His proposed solution? $250,000 "robo-johns", self-cleaning, computerized portable toilets that pop open after a short time. Presumably, the developers have spent years timing huge dumps and blowjobs, and have found the precise cutoff point where the assumption of constipation stops and the conclusion of fellatio is reached. But as many of you know, when you have kids, EVERYTHING TAKES LONGER.
if you're really trying to create a family environment for kids who need to pee, what's more traumatizing for your average eight year old? Some moans and thumps from the next stall? Or a technological monstrosity that pops open before you've finished your business and secured your matching Garanimal bottoms? One of these things will be strange and confusing. The other will make them NEVER WANT TO PEE AGAIN.
And speaking of exposed polls, here's a little tip for all you political junkies, especially those of you with right-wing blogs. When you hear that Bush's approval rating is, oh 27%, and Congress's approval rating is, oh, 14%, try to remember that one of those numbers is an apple, and the other one is an orange. A fake, plastic orange, only suitable for really ugly interior decoration.
The President is one person. If person A likes him, and person B does not, that judgment is at the very least made about the same fucking dude. They may have various reasons for their like or dislike, but they're operating on a somewhat common framework.
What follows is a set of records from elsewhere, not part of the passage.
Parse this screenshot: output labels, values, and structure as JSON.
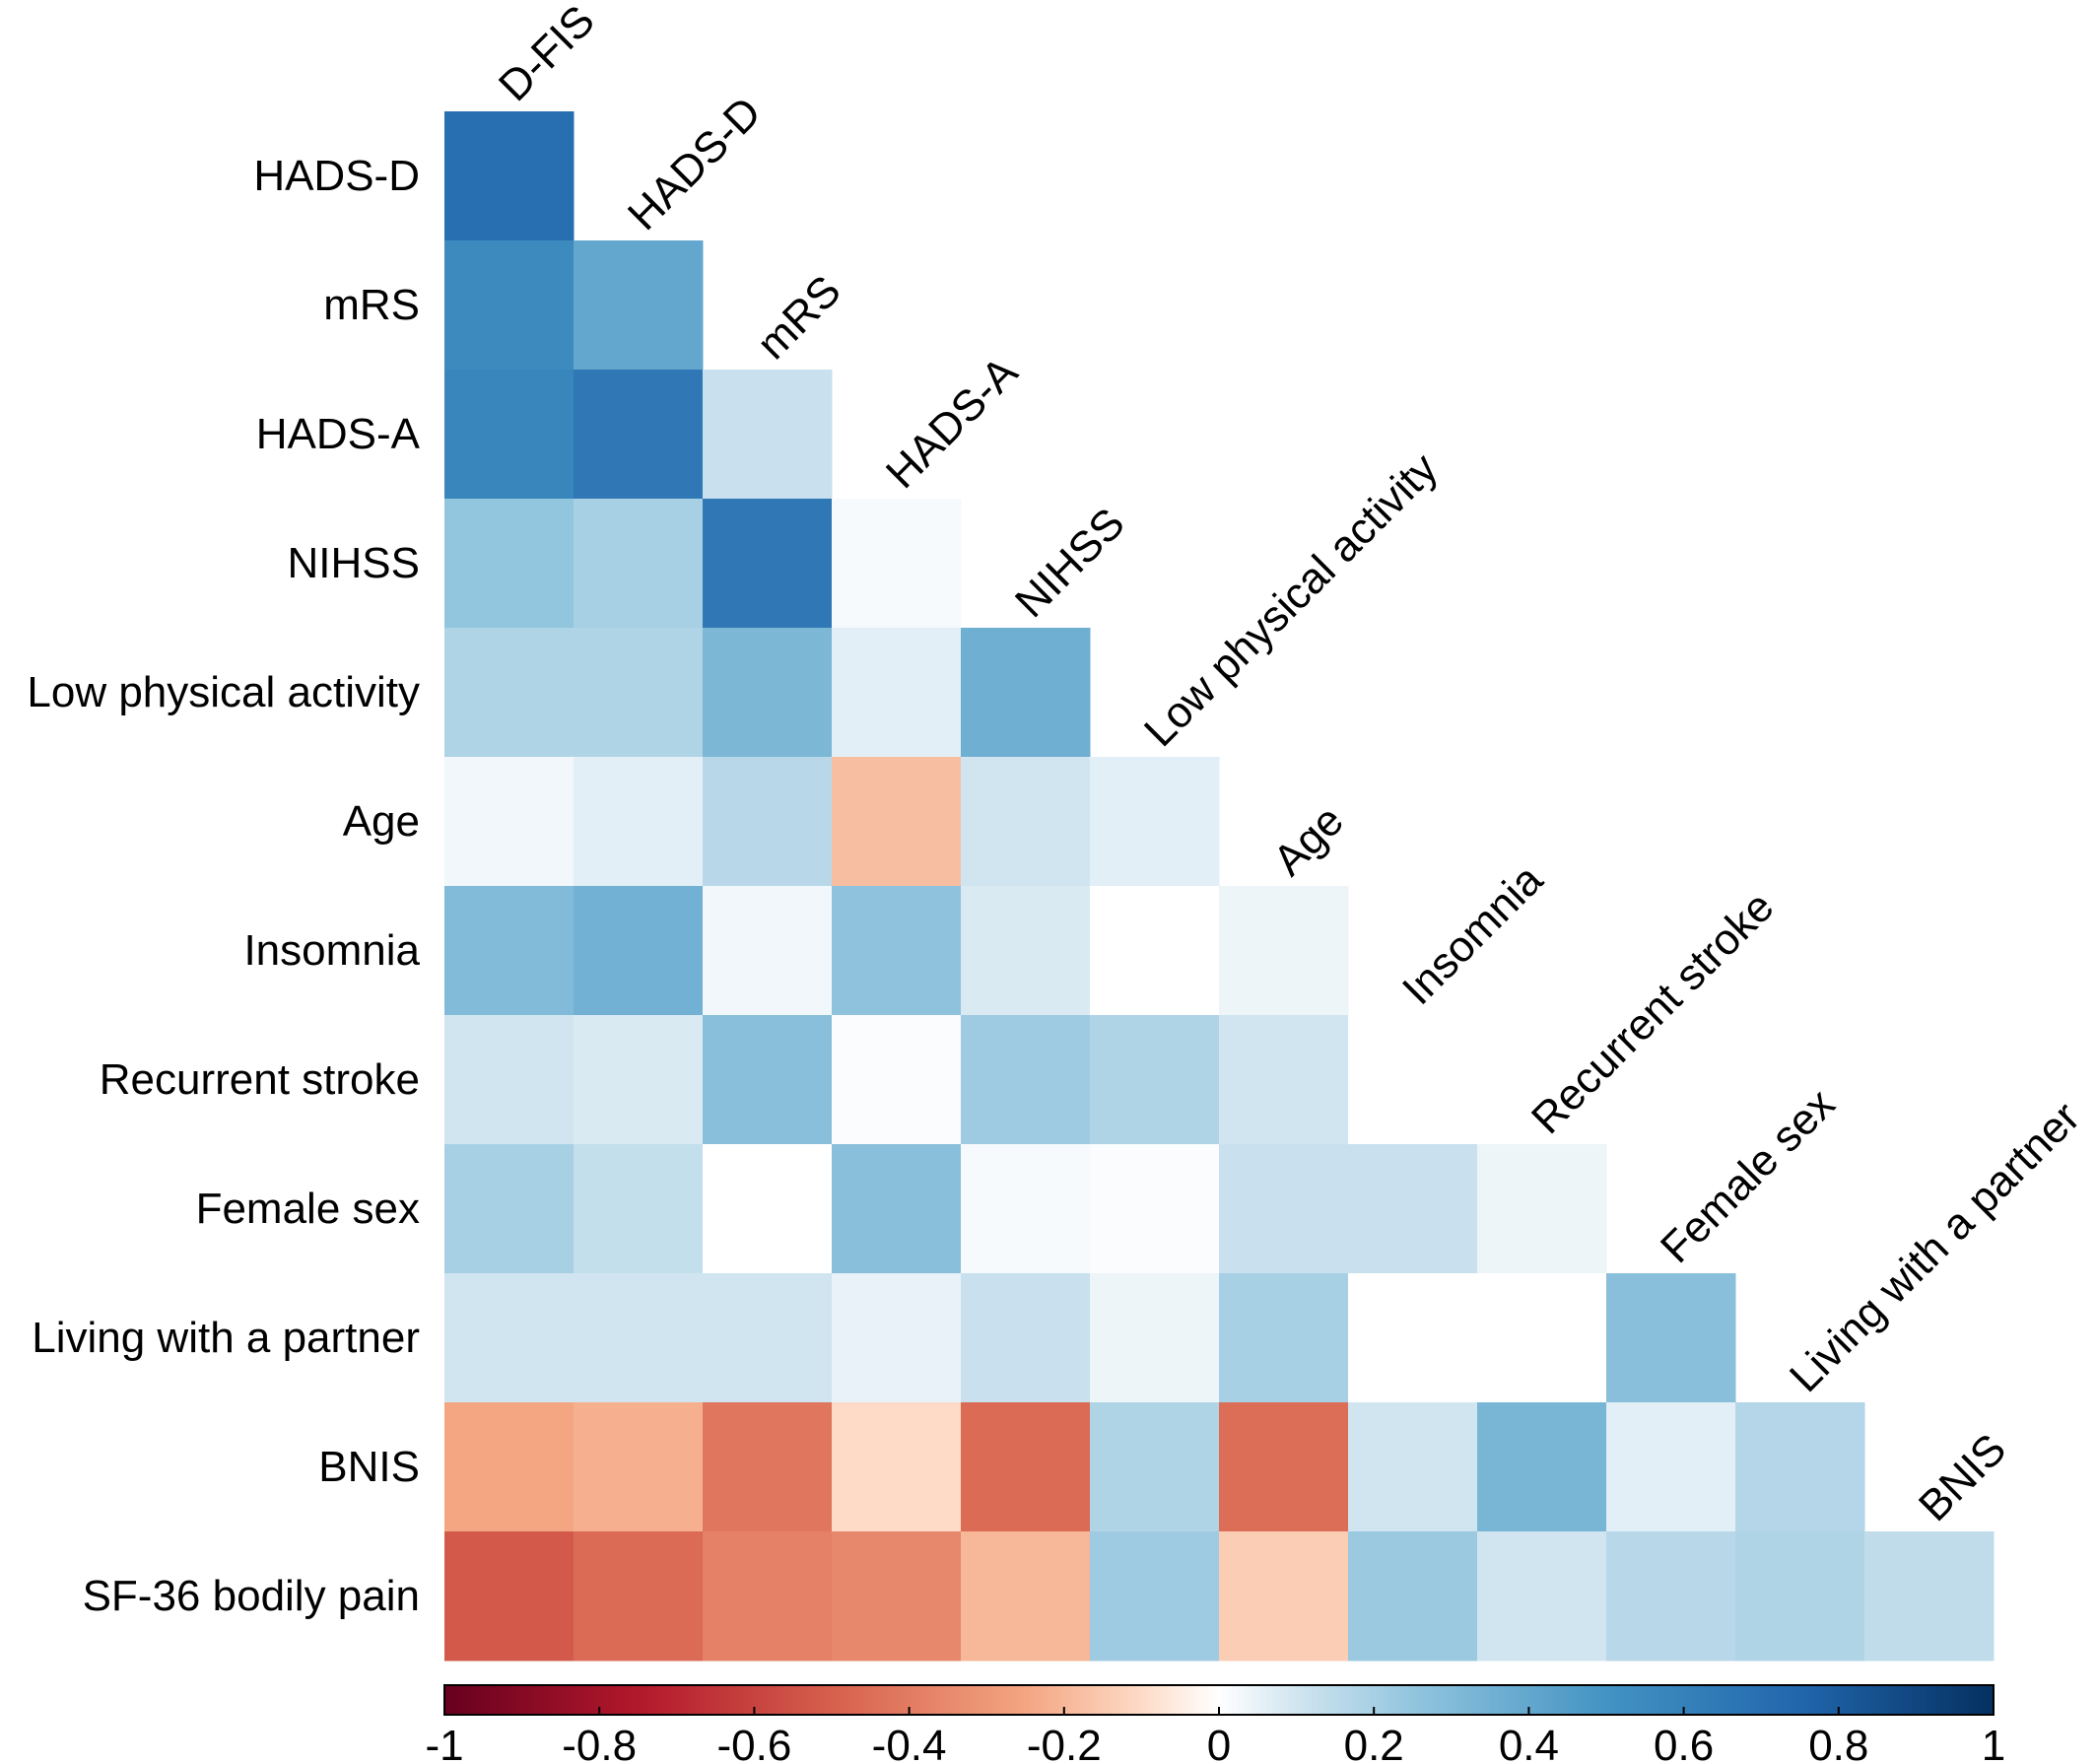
{
  "chart_data": {
    "type": "heatmap",
    "layout": "lower-triangular correlation matrix",
    "columns": [
      "D-FIS",
      "HADS-D",
      "mRS",
      "HADS-A",
      "NIHSS",
      "Low physical activity",
      "Age",
      "Insomnia",
      "Recurrent stroke",
      "Female sex",
      "Living with a partner",
      "BNIS"
    ],
    "rows": [
      "HADS-D",
      "mRS",
      "HADS-A",
      "NIHSS",
      "Low physical activity",
      "Age",
      "Insomnia",
      "Recurrent stroke",
      "Female sex",
      "Living with a partner",
      "BNIS",
      "SF-36 bodily pain"
    ],
    "values": [
      [
        0.7
      ],
      [
        0.55,
        0.4
      ],
      [
        0.57,
        0.65,
        0.12
      ],
      [
        0.25,
        0.2,
        0.65,
        0.02
      ],
      [
        0.18,
        0.18,
        0.32,
        0.06,
        0.36
      ],
      [
        0.03,
        0.06,
        0.16,
        -0.18,
        0.1,
        0.06
      ],
      [
        0.3,
        0.35,
        0.03,
        0.26,
        0.08,
        0.0,
        0.04
      ],
      [
        0.1,
        0.08,
        0.28,
        0.01,
        0.22,
        0.18,
        0.1,
        0.0
      ],
      [
        0.2,
        0.13,
        0.0,
        0.28,
        0.02,
        0.01,
        0.12,
        0.12,
        0.04
      ],
      [
        0.1,
        0.1,
        0.1,
        0.05,
        0.12,
        0.04,
        0.2,
        0.0,
        0.0,
        0.28
      ],
      [
        -0.25,
        -0.22,
        -0.42,
        -0.1,
        -0.46,
        0.18,
        -0.45,
        0.1,
        0.33,
        0.06,
        0.17
      ],
      [
        -0.52,
        -0.46,
        -0.38,
        -0.36,
        -0.2,
        0.22,
        -0.14,
        0.23,
        0.1,
        0.16,
        0.18,
        0.14
      ]
    ],
    "colorbar": {
      "range": [
        -1,
        1
      ],
      "ticks": [
        "-1",
        "-0.8",
        "-0.6",
        "-0.4",
        "-0.2",
        "0",
        "0.2",
        "0.4",
        "0.6",
        "0.8",
        "1"
      ],
      "colors": {
        "-1": "#67001f",
        "-0.75": "#b2182b",
        "-0.5": "#d6604d",
        "-0.25": "#f4a582",
        "-0.1": "#fddbc7",
        "0": "#ffffff",
        "0.1": "#d1e5f0",
        "0.25": "#92c5de",
        "0.5": "#4393c3",
        "0.75": "#2166ac",
        "1": "#053061"
      }
    }
  }
}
Congress, on the other hand, is well over five hundred different people. If you're a Republican, you don't like Congress because Brit Hume told you you weren't supposed to. And if you're a Democrat, you don't like them because they haven't skewered John Ashcroft, shackled Karl Rove, and passed single payer universal health care. And if you're an independent, you don't like them because independents don't like ANYBODY.
It's a no-win situation. Which means at least the Democrats should be comfortable with it by now. But more importantly, it's COMPLETELY MEANINGLESS. In the current political climate, I'd be terrified if Congress had a -high- approval rating. Because that would mean both sides had found common ground on which to pass legislation, and the only common ground politicians have these days is fucking over anyone who isn't a politician.
And finally, Glenn Beck, the epic dipshit who, you may recall, once asked Keith Ellison to prove he wasn't working with the enemy. As we all know, one of the big problems with the media right now is that it's almost impossible to actually discredit someone. No matter what stupid shit they say, or how often they're completely wrong, if you tune in next week they'll still be in their chair, in their suit, saying something just as stupid and wrong.
But Glenn Beck's decided to take things one step further, reaching out to voices that, in saner times, were completely discredited, and giving them national airtime. Specifically, the John Birch Society.
An artifact of the Cold War, the Birch people saw Communists everywhere - especially in the Civil Rights movement, President Eisenhower, and fluoridated water. They've since turned their keen grasp of reality onto the subject of immigration, which I'm sure is a great comfort to us all. The point is, nobody's taken the John Birch Society seriously about much of anything for the past, oh, 30 years or so. Until Glenn Beck had Birch spokesman Sam Antonio* on to discuss how we are being taken over by Mexicans or some damn thing.
This means one of two things, and neither of them are good. Either Glenn Beck thinks that, for some reason, he needs to stake out a whole new claim of crazy territory to make his schtick work, or we've now all gotten so crazy that the John Birch Society is part of the mainstream. And whether he's making it happen or just pointing it out, Glenn Beck can go fuck himself with a fluoridated fountain.
*An actual person, not a character from Alien Nation.